Genes, chicas y laboratorios

La persecución de la estructura en doble hélice del ADN es un relato de aventuras en el mejor de los sentidos. En primer lugar, existía la posibilidad de encontrar un caldero de oro científico, y probablemente muy pronto. En segundo lugar, entre los exploradores que participaban en la carrera por encontrarlo, había mucha jactancia, lapsos inesperados de razón y aceptaciones dolorosas de que los hados no eran propicios. Los comienzos de los cincuenta no invitaban a ser cauteloso, sino más bien a apresurarse cada vez que se abría un camino: podía haber pepitas de oro esperándonos tras la siguiente colina. Yo era uno de los ganadores, la fortuna me sonrió mucho, muchísimo más de lo que nunca pude atreverme a soñar, y ahora no podía quedarme quieto. Seguía existiendo un botín genético que localizar, y no añadirme a la caza posterior me habría hecho sentir viejo. Ahí fuera estaba el código genético (la «Piedra de Rosetta de la Vida») que nos habría de contar las reglas por las que la información genética codificada dentro de las moléculas del ADN se traduce en el lenguaje de las proteínas, los caballos de tiro de todas las células vivas.

Desde el principio, el mejor camino hacia el código genético parecía hallarse en o cerca de una molécula todavía misteriosa llamada ácido ribonucleico o ARN. Aunque muy diferente del ADN, estaba construida según las mismas pautas, y podía asimismo codificar información genética. En la primavera de 1953, yo no tenía ni idea de qué aspecto tenía el ARN, y este libro, en parte, es el relato de su búsqueda. Era concebible que la mera inspección de la forma tridimensional del ARN nos diría el código genético y nos dirigiría hacia la maquinaria molecular que utiliza sus reglas para traducir el lenguaje del ADN al lenguaje de las proteínas.
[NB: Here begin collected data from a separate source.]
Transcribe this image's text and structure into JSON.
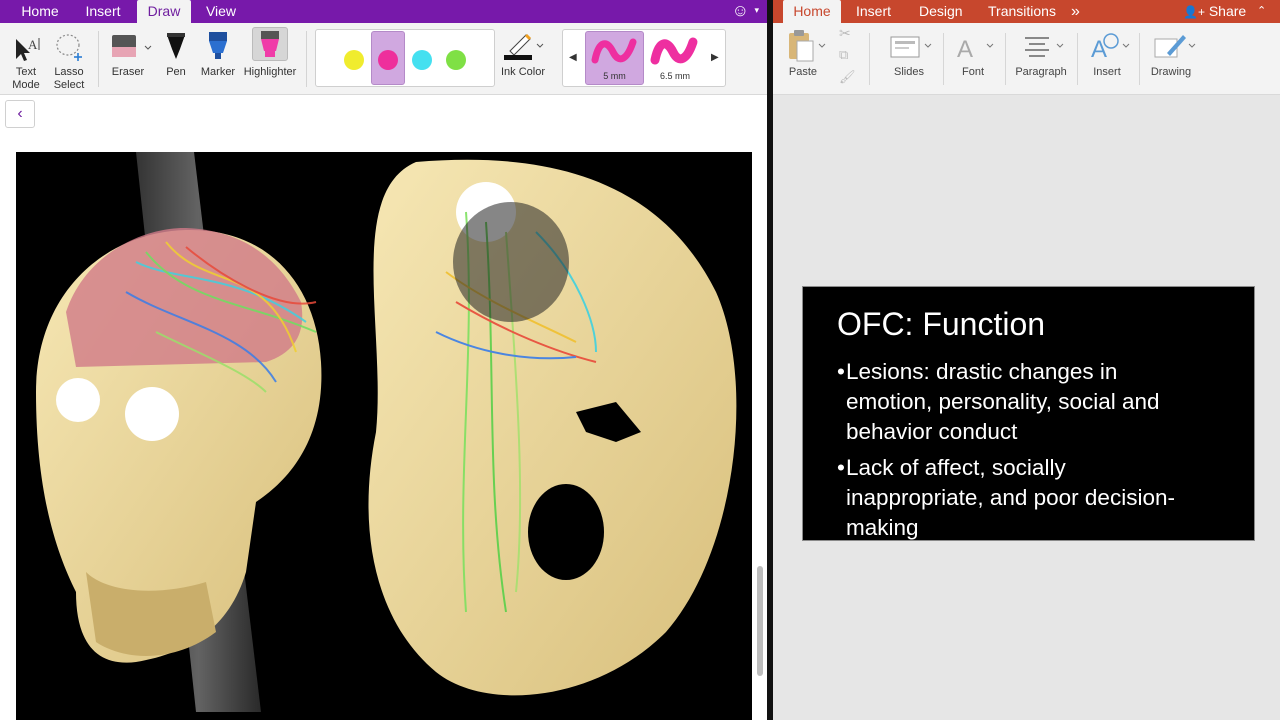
{
  "onenote": {
    "tabs": [
      "Home",
      "Insert",
      "Draw",
      "View"
    ],
    "active_tab": "Draw",
    "ribbon": {
      "text_mode": [
        "Text",
        "Mode"
      ],
      "lasso_select": [
        "Lasso",
        "Select"
      ],
      "eraser": "Eraser",
      "pen": "Pen",
      "marker": "Marker",
      "highlighter": "Highlighter",
      "ink_color": "Ink Color",
      "pen_colors": [
        "#f0ec2e",
        "#ee2f9c",
        "#45e0f0",
        "#7fe045"
      ],
      "selected_color_index": 1,
      "sizes": [
        "5 mm",
        "6.5 mm"
      ],
      "selected_size_index": 0
    },
    "accent": "#7719aa"
  },
  "ppt": {
    "tabs": [
      "Home",
      "Insert",
      "Design",
      "Transitions"
    ],
    "active_tab": "Home",
    "more": "»",
    "share": "Share",
    "ribbon": [
      "Paste",
      "Slides",
      "Font",
      "Paragraph",
      "Insert",
      "Drawing"
    ],
    "accent": "#c7472d",
    "slide": {
      "title": "OFC: Function",
      "bullets": [
        {
          "lines": [
            "Lesions: drastic changes in",
            "emotion, personality, social and",
            "behavior conduct"
          ]
        },
        {
          "lines": [
            "Lack of affect, socially",
            "inappropriate, and poor decision-",
            "making"
          ]
        }
      ]
    }
  }
}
En esta búsqueda tuve a Francis Crick otra vez a mi lado. Pero los hados nos situaron a veces a miles de kilómetros de distancia uno de otro, y muchos de mis pasos hacia el desciframiento del ARN los hice en compañía de nuevos amigos. En su mayor parte, habían visto antes bosques de moléculas en apariencia impenetrables y sabían aproximadamente qué ropa ponerse y las herramientas necesarias para cortar la maleza que teníamos delante. George Gamow era muy distinto. Explorador realmente extravagante, nacido en Rusia. físico teórico extraordinaire y para colmo un gigante de dos metros de altura, «Geo», tal como firmaba sus cartas, se resistía a la descripción convencional con su afición a los trucos que enmascaraban una mente que siempre pensaba a lo grande. Juntos íbamos a constituir una asociación a la que llamó el Club de la Corbata del ARN y a la que se identificaba con una corbata que él mismo diseñó. A sus veinte miembros les envió Francis Crick en 1955 su famosa «Hipótesis del Adaptador», que nunca publicó en ningún otro lugar. Nuestro club se convirtió en parte de la historia de la biología molecular.

Durante años he deseado escribir acerca de cómo llegó a constituirse el Club de la Corbata del ARN, insertando las absurdas cartas de Geo, a menudo ilustradas, en el clima intelectual que rodeaba al cataclismo espiritual suscitado entre los biólogos tras el descubrimiento de la doble hélice. Podría haber limitado el relato a los temas científicos, pero en cambio lo he situado en el contexto de mi propia vida personal, que a su vez estuvo muy influida por las vidas de mis amigos. El relato empieza cuando yo era un joven soltero de veinticinco años y pensaba más en las chicas que en los genes. Es tanto un relato de amor como de ideas.

Al igual que con La doble hélice,* intento captar el espíritu de mi juventud y me abstengo a propósito de hacer juicios ponderados sobre si mi comportamiento era correcto o incorrecto. Sin embargo, recapitular la esencia de los tiempos pasados tiene el riesgo de repetir recuerdos equivocados. Por suerte tuve a mi disposición unas sesenta cartas que escribí a Christa Mayr Menzel entre julio de 1953 y diciembre de 1955. Al releerlas, encontré una descripción, casi como si se tratara de un diario, de la gente que entonces formaba parte de mi vida, así como de mis inspiraciones científicas del momento. También conservo fielmente todas las cartas que recibí de otros amigos de aquel periodo.



* Hay traducción castellana: La doble hélice, Salvat, Barcelona, 1987. (N. del T.)